No es ningún secreto que la inseguridad se ha convertido en el principal temor de los peruanos. Las calles, que deberían ser espacios de tránsito y convivencia, son hoy territorios tomados por la delincuencia, las extorsiones y la violencia. Esta situación no solo erosiona el tejido social, también tiene un impacto directo en la economía nacional. Según la última encuesta de Datum, la mayoría de ciudadanos considera que la prioridad del próximo presidente debe ser mejorar la seguridad y combatir la criminalidad. No se trata de una percepción aislada, sino de un clamor generalizado.

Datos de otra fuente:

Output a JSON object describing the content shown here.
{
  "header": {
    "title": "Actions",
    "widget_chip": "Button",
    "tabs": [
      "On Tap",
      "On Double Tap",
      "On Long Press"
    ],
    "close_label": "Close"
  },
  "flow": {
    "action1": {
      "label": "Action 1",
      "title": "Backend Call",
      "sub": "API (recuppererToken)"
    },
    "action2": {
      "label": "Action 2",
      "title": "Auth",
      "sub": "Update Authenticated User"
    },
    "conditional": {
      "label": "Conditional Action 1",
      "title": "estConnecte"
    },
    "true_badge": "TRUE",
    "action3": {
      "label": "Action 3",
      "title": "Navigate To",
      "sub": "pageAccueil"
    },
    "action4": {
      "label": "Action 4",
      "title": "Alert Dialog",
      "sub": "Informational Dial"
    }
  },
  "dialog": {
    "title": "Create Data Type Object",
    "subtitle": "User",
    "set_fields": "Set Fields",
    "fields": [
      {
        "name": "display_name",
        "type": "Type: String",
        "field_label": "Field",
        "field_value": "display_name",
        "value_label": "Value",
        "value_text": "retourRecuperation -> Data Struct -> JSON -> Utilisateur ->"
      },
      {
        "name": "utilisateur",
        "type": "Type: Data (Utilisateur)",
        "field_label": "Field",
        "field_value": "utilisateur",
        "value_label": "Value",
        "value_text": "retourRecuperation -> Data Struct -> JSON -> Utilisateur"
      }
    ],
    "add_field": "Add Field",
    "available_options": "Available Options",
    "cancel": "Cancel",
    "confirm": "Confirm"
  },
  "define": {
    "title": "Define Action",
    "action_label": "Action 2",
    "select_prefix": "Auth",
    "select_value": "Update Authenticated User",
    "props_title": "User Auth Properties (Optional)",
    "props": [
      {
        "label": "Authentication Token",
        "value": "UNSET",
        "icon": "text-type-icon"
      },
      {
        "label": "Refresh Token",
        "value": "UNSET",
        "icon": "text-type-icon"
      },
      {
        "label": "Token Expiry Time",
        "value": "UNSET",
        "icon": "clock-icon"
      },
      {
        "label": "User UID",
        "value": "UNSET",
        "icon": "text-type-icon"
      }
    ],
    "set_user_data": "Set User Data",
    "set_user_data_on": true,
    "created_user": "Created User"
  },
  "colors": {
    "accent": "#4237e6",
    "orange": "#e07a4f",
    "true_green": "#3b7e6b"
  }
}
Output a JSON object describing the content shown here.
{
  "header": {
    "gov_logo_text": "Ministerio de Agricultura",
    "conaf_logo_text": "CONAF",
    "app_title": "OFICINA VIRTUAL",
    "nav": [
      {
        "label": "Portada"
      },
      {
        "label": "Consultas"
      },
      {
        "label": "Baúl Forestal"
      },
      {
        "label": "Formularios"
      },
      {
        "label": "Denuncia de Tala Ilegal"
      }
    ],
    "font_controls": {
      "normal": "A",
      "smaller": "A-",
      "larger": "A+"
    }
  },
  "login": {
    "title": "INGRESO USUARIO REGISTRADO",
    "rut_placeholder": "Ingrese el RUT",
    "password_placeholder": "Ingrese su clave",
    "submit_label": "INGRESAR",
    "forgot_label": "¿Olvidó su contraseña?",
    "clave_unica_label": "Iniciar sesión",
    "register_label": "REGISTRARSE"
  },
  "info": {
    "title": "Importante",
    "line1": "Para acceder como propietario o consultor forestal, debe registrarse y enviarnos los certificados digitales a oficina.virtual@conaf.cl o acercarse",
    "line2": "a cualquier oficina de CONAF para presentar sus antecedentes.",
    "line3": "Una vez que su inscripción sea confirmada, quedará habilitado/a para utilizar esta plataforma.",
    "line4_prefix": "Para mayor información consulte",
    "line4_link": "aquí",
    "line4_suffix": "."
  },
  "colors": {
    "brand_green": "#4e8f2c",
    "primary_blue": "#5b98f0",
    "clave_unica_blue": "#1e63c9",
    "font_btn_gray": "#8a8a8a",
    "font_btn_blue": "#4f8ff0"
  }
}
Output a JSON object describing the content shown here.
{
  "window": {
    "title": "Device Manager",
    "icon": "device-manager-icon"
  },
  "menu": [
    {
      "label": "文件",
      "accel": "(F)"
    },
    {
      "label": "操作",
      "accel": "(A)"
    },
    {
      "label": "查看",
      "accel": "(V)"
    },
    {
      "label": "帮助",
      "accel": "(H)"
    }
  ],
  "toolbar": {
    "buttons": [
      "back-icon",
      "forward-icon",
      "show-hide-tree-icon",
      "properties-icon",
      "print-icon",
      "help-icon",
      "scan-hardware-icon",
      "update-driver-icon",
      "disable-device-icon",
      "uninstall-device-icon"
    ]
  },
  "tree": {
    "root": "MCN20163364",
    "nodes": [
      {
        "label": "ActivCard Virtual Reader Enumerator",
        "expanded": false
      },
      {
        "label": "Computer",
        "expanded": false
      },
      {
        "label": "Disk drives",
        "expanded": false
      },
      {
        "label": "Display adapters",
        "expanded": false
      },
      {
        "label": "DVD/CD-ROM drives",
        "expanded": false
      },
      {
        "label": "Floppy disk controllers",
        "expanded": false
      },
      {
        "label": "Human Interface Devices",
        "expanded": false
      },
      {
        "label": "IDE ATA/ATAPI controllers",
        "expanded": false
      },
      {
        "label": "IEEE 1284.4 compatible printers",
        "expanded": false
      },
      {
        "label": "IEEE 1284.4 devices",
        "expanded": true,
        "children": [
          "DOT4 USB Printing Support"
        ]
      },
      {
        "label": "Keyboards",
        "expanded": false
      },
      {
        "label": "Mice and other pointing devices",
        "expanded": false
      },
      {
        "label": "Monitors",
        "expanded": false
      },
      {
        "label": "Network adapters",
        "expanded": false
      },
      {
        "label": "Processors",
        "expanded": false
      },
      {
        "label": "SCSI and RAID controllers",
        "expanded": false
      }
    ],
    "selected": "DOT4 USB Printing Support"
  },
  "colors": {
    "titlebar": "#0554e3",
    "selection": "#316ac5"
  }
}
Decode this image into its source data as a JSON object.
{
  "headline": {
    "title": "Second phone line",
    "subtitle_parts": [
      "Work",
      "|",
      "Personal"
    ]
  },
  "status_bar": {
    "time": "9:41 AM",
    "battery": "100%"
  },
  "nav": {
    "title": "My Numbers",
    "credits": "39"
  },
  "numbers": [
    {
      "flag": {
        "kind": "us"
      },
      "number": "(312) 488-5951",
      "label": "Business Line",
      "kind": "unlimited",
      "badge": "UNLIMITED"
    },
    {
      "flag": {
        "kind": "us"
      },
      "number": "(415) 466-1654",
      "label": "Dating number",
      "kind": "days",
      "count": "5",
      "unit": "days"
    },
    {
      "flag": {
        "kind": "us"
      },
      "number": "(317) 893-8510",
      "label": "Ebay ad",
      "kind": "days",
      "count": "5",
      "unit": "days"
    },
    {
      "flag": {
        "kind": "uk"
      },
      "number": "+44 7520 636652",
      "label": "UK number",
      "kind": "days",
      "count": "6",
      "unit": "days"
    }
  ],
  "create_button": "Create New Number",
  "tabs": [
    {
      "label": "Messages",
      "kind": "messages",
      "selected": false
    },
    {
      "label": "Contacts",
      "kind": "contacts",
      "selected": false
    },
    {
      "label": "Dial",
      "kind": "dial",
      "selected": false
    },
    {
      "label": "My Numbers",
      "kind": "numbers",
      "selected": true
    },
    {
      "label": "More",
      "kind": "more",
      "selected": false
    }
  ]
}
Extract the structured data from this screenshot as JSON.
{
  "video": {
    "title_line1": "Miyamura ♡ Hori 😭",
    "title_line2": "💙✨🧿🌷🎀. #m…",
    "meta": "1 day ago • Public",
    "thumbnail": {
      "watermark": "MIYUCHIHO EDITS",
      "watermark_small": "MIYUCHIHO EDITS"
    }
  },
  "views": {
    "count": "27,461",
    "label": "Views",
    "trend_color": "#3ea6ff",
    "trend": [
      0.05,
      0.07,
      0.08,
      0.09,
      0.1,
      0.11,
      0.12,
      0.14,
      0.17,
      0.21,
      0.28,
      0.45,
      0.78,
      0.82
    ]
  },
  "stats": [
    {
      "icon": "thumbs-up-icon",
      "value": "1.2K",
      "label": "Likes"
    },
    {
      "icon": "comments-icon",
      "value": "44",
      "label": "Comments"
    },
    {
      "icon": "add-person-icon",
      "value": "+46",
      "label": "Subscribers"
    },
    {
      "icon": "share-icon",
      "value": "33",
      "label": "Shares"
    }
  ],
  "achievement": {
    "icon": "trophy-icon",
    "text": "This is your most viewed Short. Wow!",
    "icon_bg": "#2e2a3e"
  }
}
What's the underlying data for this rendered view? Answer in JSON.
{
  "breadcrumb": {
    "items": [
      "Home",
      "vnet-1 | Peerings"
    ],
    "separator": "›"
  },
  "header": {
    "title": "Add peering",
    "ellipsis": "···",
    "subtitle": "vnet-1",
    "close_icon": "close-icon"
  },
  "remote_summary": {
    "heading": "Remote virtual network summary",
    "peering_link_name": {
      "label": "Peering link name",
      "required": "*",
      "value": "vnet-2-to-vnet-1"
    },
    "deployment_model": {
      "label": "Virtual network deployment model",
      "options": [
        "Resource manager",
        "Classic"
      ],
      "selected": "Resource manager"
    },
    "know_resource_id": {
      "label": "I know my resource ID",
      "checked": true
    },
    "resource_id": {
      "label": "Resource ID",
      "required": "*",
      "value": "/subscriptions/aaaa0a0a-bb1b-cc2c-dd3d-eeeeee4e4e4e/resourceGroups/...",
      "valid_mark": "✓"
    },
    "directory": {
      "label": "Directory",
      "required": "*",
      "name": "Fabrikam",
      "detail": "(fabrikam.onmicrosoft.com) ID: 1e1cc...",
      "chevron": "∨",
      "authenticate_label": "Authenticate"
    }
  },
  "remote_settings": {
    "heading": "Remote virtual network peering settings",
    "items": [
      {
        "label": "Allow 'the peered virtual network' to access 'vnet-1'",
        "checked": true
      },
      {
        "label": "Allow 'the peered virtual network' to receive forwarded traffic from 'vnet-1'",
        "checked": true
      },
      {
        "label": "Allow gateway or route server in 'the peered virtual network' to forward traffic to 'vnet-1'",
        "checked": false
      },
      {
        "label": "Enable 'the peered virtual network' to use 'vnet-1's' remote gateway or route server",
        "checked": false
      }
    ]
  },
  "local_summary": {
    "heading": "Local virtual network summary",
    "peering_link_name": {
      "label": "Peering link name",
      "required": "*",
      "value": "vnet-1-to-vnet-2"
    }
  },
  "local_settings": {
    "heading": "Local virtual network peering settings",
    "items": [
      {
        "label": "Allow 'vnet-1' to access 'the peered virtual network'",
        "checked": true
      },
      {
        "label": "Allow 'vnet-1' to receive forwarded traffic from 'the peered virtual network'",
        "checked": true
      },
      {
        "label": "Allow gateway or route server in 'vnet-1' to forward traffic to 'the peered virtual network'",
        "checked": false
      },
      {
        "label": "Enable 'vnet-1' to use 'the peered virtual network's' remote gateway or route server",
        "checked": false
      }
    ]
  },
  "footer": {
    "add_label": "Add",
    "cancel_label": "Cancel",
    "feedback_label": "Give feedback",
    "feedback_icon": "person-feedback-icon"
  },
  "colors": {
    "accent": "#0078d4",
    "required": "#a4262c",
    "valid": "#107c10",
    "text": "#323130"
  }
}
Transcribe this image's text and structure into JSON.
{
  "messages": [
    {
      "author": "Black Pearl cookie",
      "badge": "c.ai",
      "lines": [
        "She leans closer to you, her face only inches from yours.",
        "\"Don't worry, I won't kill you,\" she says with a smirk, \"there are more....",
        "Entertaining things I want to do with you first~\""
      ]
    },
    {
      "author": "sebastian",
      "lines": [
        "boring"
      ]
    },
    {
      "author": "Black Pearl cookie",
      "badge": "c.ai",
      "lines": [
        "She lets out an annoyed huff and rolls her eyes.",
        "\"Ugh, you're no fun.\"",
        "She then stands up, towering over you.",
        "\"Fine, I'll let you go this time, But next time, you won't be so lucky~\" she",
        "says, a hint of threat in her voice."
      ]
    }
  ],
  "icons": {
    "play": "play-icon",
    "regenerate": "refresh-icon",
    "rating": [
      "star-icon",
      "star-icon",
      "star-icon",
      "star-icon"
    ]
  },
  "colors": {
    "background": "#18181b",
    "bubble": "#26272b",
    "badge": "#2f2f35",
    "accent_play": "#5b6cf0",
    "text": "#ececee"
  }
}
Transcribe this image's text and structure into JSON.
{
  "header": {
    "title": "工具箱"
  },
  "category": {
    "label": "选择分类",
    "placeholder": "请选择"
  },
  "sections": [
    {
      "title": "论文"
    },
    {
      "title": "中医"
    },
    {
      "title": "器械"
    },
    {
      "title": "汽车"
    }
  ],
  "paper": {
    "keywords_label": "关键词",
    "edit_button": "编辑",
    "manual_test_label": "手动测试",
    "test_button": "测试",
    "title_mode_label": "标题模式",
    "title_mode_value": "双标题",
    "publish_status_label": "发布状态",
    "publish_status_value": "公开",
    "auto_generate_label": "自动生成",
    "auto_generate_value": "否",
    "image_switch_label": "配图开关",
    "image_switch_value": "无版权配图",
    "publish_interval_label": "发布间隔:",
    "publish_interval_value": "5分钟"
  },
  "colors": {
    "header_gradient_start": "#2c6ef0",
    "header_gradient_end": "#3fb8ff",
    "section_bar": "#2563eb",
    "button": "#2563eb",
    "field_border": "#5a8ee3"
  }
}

La alarma no se limita a los hogares. Los efectos del crimen organizado ya golpean con fuerza a los sectores productivos. Un estudio reciente del Instituto de Estudios Económicos y Sociales de la Sociedad Nacional de Industrias (SNI) revela que el 45% de los empresarios industriales ha sido víctima de algún hecho delictivo en el último año. Más preocupante aún es que el 16% de ellos ha optado por postergar o cancelar inversiones ante el avance de la criminalidad. En otras palabras, la delincuencia no solo roba dinero o tranquilidad, también le arrebata al país su potencial de crecimiento y desarrollo.
Frente a esta realidad alarmante, el Gobierno parece tener las prioridades invertidas. En lugar de dedicar todos sus esfuerzos y recursos a garantizar seguridad y orden, se distrae en llevar a cabo un plan para levantar la alicaída imagen de la presidenta, alistando un programa de esta en el canal del Estado, Esa miopía política es, además de irresponsable, peligrosa.